“Quando c’è la guerra, a due cose bisogna pensare prima di tutto: in primo luogo alle scarpe, in secondo alla roba da mangiare; e non viceversa, come ritiene il volgo: perché chi ha le scarpe può andare in giro a trovar da mangiare, mentre non vale l’inverso. – Ma la guerra è finita, – obiettai: e la pensavo finita, come molti in quei mesi di tregua, in un senso molto più universale di quanto si osi pensare oggi. – Guerra è sempre, Primo– rispose memorabilmente Mordo Nahum”.
Queste righe di Primo Levi, tratte da “La Tregua”, da quasi 50 anni mi rimbalzano periodicamente nella testa. Da quando, ragazzino delle medie inferiori, fui stimolato a crescere con l’imprescindibile narrazione di un sopravvissuto ad Auschwitz, grazie a una grande insegnante come Anna Materi Cassano.
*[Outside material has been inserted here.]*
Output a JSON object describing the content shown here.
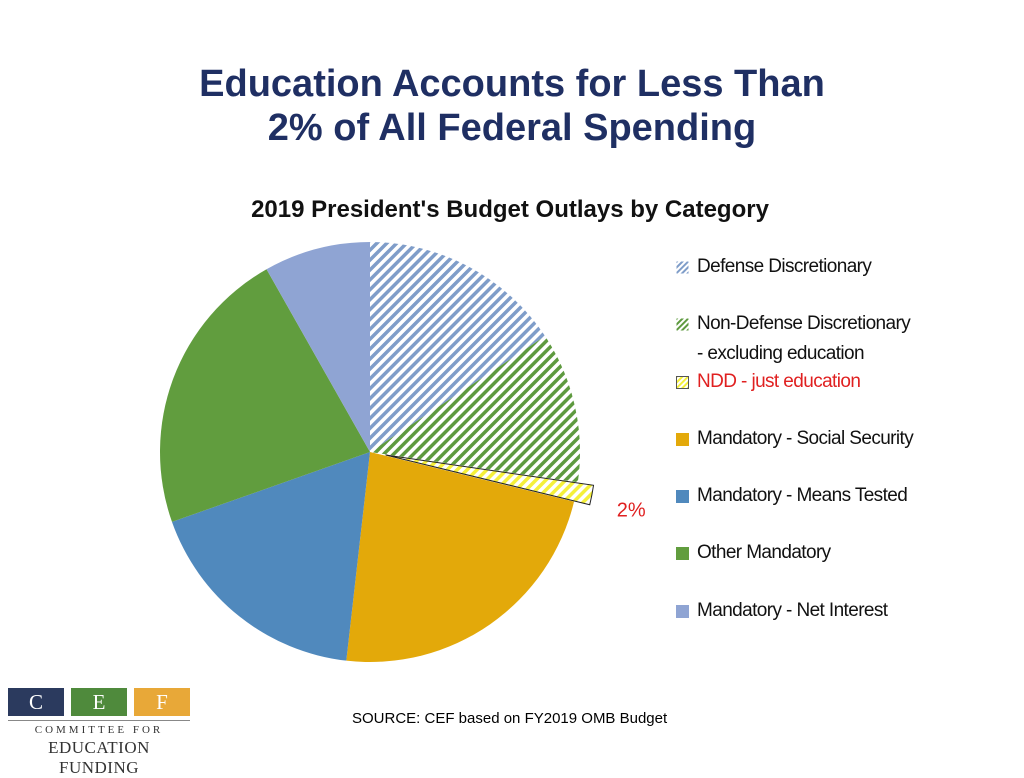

Solo pochi mesi fa, ascoltando Liliana Segre nella sua ultima, memorabile lezione pubblica, ho avuto la stessa emozione. Per fortuna il racconto di questa incredibile novantenne con tatuato sul braccio il numero 75.190, anche lei “viva per caso” come Levi, è sempre sui canali Rai. Per capire una volta ancora il dono fatto dalla senatrice a vita non soltanto ai ragazzi e alle ragazze di oggi ma all’intera specie umana, grazie a una testimonianza che non ha prezzo, come non ha prezzo ogni singola esistenza.
“Scegliete sempre la vita - ha insegnato Liliana Segre nella sua infaticabile opera di pedagogia civile - scegliete la vita, che è straordinaria”. E non per caso un suo libro ha per titolo “La memoria rende liberi”. Perché è grazie alla memoria che la ragazzina ebrea, sopravvissuta al campo di sterminio per definizione, ha raccolto e perpetuato la lezione di Primo Levi, e di Mordo Nahum. Contro ogni fascismo, ogni guerra, ogni violenza dell’uomo sull’uomo e sulla natura. Facendo del “Giorno della memoria”, il 27 gennaio anniversario della liberazione di Auschwitz, un giorno che deve durare un anno intero.